Die wenigen Stunden jener Nacht verursachten einen Schaden in Höhe
von mehr als 120 Millionen Euro - eingerechnet kommunale Gebäude
ebenso wie die beschädigten Flussläufe im Tal der Wieslauf sowie die
Schäden von Gewerbetreibenden und privaten Haushalten. Auch die
Wieslauftalbahn musste monatelang repariert werden, Landes- und
Kreisstraßen rissen auf. Allein 1,2 Millionen Euro zahlte die
Gemeinde zudem, um die Müllberge nach der Katastrophennacht
abzutragen. 

Ein Schutz für alle 100 Jahre - doch das war mehr

Die Stadt schätzt, dass rund 90 Prozent der Menschen in der Gemeinde
eine Elementarschadenversicherung besitzen, die - anders als eine
normale Gebäudeversicherung - auch bei Starkregen, Hochwasser oder
anderen Naturgefahren greift. Grund ist die bis 1994 gültige
landeseigene Versicherungspflicht.

«Bei Hausrat ist das allerdings nicht der Fall», sagt Hauptamtsleiter
Achim Laidig. «Da braucht man ausdrücklich einen Zusatz - und den
haben die meisten nicht.» Sie bleiben auf den Kosten sitzen - und
müssen auch den Verlust ihrer oft im Keller gelagerten
Erinnerungsstücke verkraften: Fotoalben, Antiquitäten, Erbstücke der

Eltern.

Hochwasserschutz habe in Rudersberg immer eine Rolle gespielt, sagt
Ahrens. Kurz vor jener Nacht sei auch der neue Damm eröffnet worden,
der wahrscheinlich noch Schlimmeres verhindert habe. Man könne eine
Gemeinde aber auch nur vor einem Hochwasser schützen, wie es im
Durchschnitt alle 100 Jahre kommen könne. «Ein Ereignis wie das
jüngste, das ein 5000-jähriges Hochwasser gewesen sein soll, da kann
man sich nicht schützen.
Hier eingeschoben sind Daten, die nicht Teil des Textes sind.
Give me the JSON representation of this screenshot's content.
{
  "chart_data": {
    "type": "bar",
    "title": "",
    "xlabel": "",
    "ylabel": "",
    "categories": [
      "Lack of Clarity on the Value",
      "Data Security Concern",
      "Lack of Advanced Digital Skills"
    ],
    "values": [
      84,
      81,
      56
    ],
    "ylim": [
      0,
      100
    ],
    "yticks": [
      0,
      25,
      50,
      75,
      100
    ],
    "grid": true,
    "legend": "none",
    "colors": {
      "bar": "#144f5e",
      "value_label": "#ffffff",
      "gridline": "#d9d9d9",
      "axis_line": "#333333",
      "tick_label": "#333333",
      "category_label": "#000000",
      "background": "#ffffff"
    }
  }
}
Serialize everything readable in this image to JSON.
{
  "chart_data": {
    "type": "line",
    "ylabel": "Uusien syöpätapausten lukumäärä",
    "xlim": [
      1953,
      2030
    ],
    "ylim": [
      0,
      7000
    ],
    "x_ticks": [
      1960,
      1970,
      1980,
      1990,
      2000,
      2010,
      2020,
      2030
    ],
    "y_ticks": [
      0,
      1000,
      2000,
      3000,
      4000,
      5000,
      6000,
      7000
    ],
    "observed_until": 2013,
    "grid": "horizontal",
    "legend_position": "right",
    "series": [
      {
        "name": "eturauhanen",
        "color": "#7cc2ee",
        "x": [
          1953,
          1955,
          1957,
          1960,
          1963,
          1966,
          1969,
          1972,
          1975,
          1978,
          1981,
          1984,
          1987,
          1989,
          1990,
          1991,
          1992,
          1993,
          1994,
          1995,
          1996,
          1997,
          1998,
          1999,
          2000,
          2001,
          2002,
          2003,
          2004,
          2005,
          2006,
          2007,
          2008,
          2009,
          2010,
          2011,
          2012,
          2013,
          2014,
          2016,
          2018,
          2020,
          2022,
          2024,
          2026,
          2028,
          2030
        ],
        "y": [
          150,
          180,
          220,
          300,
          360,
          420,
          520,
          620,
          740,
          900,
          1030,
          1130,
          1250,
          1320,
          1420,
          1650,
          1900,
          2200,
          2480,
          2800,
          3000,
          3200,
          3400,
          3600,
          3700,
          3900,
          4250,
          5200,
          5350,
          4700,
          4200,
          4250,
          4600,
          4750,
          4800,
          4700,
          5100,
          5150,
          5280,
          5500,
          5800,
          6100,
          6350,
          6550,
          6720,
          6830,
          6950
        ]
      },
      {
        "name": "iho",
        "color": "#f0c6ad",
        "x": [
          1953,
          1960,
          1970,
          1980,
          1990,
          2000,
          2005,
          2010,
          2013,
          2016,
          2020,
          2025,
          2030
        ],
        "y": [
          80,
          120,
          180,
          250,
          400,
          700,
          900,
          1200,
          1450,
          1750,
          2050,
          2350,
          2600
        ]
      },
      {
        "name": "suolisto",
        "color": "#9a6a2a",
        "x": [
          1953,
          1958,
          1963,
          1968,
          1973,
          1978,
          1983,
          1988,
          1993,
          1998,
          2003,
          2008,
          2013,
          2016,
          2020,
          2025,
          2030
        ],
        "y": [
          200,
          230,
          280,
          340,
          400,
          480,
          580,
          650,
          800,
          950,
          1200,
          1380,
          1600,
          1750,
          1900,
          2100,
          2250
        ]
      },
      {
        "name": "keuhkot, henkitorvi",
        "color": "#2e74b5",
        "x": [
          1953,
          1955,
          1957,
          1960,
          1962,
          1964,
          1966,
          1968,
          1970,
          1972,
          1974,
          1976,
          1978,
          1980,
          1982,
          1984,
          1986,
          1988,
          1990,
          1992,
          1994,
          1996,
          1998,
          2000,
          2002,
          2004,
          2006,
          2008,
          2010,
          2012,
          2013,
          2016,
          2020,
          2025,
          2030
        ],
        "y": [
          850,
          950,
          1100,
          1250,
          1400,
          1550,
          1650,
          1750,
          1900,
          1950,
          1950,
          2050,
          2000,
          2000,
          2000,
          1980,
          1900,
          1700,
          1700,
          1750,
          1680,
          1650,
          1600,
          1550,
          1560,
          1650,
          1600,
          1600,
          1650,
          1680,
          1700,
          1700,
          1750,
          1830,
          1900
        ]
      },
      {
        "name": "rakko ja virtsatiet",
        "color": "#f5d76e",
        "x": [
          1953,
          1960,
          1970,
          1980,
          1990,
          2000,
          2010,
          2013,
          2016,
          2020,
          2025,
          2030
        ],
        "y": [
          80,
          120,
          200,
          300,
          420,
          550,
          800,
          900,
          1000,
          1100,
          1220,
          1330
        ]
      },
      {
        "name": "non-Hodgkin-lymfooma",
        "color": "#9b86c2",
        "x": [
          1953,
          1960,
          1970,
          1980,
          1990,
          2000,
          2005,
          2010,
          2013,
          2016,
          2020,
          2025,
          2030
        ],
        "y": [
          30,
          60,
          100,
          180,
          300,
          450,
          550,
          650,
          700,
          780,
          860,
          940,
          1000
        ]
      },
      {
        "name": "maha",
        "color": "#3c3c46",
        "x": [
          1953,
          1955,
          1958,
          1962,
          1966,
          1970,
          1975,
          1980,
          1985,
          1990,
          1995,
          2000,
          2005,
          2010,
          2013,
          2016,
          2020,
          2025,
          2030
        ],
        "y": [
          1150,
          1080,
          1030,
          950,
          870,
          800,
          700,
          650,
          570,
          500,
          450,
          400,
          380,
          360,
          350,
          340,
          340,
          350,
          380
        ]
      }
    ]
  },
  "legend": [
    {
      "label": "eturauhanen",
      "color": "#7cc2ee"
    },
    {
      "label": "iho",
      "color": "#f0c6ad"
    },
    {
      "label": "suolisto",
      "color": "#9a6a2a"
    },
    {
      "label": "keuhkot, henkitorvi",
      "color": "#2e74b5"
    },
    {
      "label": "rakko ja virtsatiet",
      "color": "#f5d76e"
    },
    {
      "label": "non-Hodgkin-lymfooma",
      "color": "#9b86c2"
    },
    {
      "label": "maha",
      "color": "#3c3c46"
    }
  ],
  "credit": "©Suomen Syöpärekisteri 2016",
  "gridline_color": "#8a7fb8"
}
Sonst könnte man in diesem Tal nichts mehr
aufbauen.» 

Das Wasser ist weg - die Angst bleibt

So hat die Nacht, als das Wasser kam, seine Spuren im Ort
hinterlassen. An Gebäuden, im Haushalt und in den Köpfen der
Menschen. Es sei leider nur wenig geblieben vom Zusammenhalt, der
Rudersberg nach der Katastrophe gestärkt habe, sagt Metzger Hinderer.
Er will nun versuchen, eine Anlaufstelle für all diejenigen
aufzubauen, die auch ein Jahr später noch mit der Bürokratie
kämpfen. 

Und Ahrens? «Wer die Nacht überstanden hat, dem wird sicher noch
mulmig, wenn es mal wieder ein bisschen stärker regnet», sagt er.
«Und ich greife schneller zum Handy und schaue auf die
Wetter-Vorhersage.»

Auch Rentner Diggelmann hat eine Konsequenz gezogen: «Wir haben
keinen Keller mehr. Den haben wir zubetoniert», sagt er. Und hat er
mal überlegt, die Koffer zu packen und das Tal zu verlassen? «Nie»,
sagt er. «Finanziell ist das nicht machbar - und wir haben hier schon
wieder viel erreicht.» Bald feiert Klaffenbach, der nordöstlichste
Ortsteil von Rudersberg, ein Straßenfest - ein bisschen stolz
vielleicht, ein wenig auch zum Mutmachen.